Mrs Parks died at her home during the evening of natural causes, with close friends by her side.
She was 42 when she committed an act of defiance in 1955 that was to change the course of American history and earn her the title "mother of the civil rights movement".
At that time, so-called Jim Crow laws in place since the post-Civil War Reconstruction era required separation of the races in buses, restaurants and public accommodation throughout the South. Legally sanctioned racial discrimination kept blacks out of many jobs and neighbourhoods in the North.
The seamstress, an active member of the local chapter of the National Association for the Advancement of Colored People, was riding on a city bus on December 1st, 1955, when a white man demanded her seat.

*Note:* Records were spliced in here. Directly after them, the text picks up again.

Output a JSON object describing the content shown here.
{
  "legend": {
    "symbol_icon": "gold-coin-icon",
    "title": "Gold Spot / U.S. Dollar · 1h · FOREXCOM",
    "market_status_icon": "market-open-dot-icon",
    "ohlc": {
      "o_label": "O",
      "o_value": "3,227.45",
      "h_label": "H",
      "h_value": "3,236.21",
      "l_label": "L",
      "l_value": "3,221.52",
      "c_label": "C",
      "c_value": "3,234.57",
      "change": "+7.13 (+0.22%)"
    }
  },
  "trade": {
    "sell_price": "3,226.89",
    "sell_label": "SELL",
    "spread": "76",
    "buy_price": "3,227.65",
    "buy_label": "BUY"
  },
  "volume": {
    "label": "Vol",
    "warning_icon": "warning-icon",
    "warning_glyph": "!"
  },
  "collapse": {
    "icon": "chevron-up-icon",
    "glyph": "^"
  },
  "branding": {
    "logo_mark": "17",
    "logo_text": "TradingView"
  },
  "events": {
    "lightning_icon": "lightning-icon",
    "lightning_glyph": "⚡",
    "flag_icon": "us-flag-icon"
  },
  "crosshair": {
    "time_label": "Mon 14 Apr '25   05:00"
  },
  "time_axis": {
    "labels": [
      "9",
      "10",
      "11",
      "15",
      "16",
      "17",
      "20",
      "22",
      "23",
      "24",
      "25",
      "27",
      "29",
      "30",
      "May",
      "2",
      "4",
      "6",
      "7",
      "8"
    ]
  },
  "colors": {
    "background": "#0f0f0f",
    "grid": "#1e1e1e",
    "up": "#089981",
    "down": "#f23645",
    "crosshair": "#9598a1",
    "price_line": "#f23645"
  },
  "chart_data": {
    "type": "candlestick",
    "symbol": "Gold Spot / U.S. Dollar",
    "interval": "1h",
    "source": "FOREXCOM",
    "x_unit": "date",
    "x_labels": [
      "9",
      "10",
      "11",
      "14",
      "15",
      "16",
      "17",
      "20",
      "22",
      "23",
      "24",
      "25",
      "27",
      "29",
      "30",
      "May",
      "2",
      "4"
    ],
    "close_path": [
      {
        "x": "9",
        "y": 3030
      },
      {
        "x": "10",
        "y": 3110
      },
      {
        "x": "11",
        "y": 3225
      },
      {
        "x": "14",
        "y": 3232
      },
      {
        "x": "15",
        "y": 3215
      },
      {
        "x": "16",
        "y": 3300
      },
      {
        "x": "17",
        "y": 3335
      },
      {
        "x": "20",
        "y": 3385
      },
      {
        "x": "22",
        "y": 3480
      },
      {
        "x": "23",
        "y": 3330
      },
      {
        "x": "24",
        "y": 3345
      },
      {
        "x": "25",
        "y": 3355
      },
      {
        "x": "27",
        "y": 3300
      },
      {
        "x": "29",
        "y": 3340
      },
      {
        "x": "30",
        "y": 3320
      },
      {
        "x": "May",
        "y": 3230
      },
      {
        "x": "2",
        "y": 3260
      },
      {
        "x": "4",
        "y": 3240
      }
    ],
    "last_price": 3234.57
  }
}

Mrs. Parks refused, despite rules requiring blacks to yield their seats to whites. Two black Montgomery women had been arrested earlier that year on the same charge, but Mrs. Parks was jailed. She also was fined $14.
Speaking in 1992, Mrs Parks said history too often maintains "that my feet were hurting and I didn't know why I refused to stand up when they told me. But the real reason of my not standing up was I felt that I had a right to be treated as any other passenger. We had endured that kind of treatment for too long."
Her arrest triggered a 381-day boycott of the bus system organised by a then little-known Baptist minister, the Rev Martin Luther King jr, who later earned the Nobel Peace Prize for his work.
The Montgomery bus boycott, which came one year after the Supreme Court's landmark declaration that separate schools for blacks and whites were "inherently unequal," marked the start of the modern civil rights movement.
The movement culminated in the 1964 federal Civil Rights Act, which banned racial discrimination in public accommodations.